遺言の内容が、婚約者が悟くんに開示されたなんてまるで嘘みたいに悟くんはこれまで通りあたしと接する。
◇
5月。学年は高専3年。18歳の誕生日が近付いて来た。誕生日を前にしてもう一度、悟くんに確認する。
「婚約者のことは本当にいいの? こんな風にまだあたしと付き合っていて大丈夫なの?」
「問題ないって何回も話してるだろ」
「悟くんにとって不利な状況にならない? もしそうならあたし――」
「ならねーから。それよりオマエの誕生日だけど、欲しいもんとかねぇーの?」
話題を変えられた。欲しいもの、誕生日プレゼント。遺言が開示された後も変わらずあたしと付き合って、誕生日プレゼントまで考えてくれてる。

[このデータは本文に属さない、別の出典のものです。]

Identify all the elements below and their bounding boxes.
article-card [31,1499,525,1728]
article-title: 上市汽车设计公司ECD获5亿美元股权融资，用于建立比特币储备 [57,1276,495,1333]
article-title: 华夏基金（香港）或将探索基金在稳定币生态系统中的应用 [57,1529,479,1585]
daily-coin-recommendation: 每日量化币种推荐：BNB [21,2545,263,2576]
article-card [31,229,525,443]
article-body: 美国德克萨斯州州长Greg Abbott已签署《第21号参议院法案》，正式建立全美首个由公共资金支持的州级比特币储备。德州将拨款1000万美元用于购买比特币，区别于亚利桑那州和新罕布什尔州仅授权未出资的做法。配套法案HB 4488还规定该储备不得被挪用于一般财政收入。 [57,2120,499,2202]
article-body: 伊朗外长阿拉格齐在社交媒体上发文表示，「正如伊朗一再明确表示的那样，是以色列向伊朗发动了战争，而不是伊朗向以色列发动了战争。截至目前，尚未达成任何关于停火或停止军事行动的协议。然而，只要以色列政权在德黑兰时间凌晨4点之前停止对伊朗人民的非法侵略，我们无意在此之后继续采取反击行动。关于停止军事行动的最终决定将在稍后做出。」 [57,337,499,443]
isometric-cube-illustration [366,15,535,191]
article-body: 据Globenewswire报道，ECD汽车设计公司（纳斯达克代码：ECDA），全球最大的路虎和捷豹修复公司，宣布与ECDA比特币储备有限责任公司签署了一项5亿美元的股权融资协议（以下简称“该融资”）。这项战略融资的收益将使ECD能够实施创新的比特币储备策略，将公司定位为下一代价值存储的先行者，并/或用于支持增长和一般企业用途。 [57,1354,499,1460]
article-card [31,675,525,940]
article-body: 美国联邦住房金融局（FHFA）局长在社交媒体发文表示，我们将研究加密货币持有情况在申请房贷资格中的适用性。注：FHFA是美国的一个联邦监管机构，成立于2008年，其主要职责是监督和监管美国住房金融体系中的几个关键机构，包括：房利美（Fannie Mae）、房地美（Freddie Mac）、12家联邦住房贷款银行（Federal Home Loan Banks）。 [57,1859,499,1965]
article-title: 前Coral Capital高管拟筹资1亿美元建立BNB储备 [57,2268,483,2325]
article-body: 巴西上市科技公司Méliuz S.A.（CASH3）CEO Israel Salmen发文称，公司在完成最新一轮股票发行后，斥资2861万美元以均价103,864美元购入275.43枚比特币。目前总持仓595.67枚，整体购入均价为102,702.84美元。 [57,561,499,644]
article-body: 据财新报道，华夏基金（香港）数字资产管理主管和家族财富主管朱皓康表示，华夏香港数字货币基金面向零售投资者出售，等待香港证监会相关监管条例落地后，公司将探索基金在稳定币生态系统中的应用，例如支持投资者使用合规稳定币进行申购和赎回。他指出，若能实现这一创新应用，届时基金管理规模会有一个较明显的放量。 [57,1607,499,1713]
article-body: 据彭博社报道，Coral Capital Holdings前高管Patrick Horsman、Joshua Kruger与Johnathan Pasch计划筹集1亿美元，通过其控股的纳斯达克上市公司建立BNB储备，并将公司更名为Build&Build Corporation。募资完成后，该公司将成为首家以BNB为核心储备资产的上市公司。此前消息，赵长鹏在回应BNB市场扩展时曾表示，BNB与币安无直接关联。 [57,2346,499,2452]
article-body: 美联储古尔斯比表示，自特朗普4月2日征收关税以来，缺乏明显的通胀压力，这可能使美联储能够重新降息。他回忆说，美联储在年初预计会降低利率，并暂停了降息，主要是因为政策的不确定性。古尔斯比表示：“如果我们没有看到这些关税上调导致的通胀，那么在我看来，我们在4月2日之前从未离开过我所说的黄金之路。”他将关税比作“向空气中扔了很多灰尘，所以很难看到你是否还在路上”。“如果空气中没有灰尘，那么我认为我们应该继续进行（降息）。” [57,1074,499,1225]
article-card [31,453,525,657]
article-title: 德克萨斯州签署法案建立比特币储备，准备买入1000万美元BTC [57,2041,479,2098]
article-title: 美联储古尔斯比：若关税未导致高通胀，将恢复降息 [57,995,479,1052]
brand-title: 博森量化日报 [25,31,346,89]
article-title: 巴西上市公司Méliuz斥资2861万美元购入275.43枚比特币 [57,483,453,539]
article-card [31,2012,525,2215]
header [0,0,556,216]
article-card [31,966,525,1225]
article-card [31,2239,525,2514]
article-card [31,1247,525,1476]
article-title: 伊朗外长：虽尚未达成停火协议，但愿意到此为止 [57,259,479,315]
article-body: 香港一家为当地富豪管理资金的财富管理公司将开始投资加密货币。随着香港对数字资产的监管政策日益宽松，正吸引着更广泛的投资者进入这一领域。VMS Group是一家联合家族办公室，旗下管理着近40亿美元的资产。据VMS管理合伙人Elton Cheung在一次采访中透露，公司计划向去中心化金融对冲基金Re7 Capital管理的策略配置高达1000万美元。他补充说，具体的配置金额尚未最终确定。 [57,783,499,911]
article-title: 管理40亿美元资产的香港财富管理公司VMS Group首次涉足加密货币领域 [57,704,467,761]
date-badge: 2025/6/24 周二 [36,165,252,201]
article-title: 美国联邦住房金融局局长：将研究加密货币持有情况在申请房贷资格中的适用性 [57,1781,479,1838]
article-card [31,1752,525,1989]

本当にどうなってるんだろう? だけど何回聞いても問題ないっていうんだから、悟くんを信じるのみだ。
「欲しいもの……すぐに思いつかないんだけど」
「じゃあこっちで勝手に考えるけどいいよな」
「うん、考えてくれるだけで嬉しい」
「考えるだけじゃだめだろ」
「そんな事ないから」
「それはプレゼントじゃねーだろ」
「……もうやめよう、また喧嘩んなる」
こうやって時々言い争いになるのも変わらない。遺言なんか実はなかったりして、全部嘘だったりして、なーんて思う事もある。
「まぁ楽しみにしとけよ」
「うん、そこまで言われると気になって仕方ないよ」
上からもの言うみたいに偉そうにしてるから、なんだろなって思ってたら、それはほんとにビックリ仰天な誕プレだった。
そして、それをきっかけに、あたしの妄想が浮上して離れなくて、頭の中がそれでいっぱいになってしまうことになる。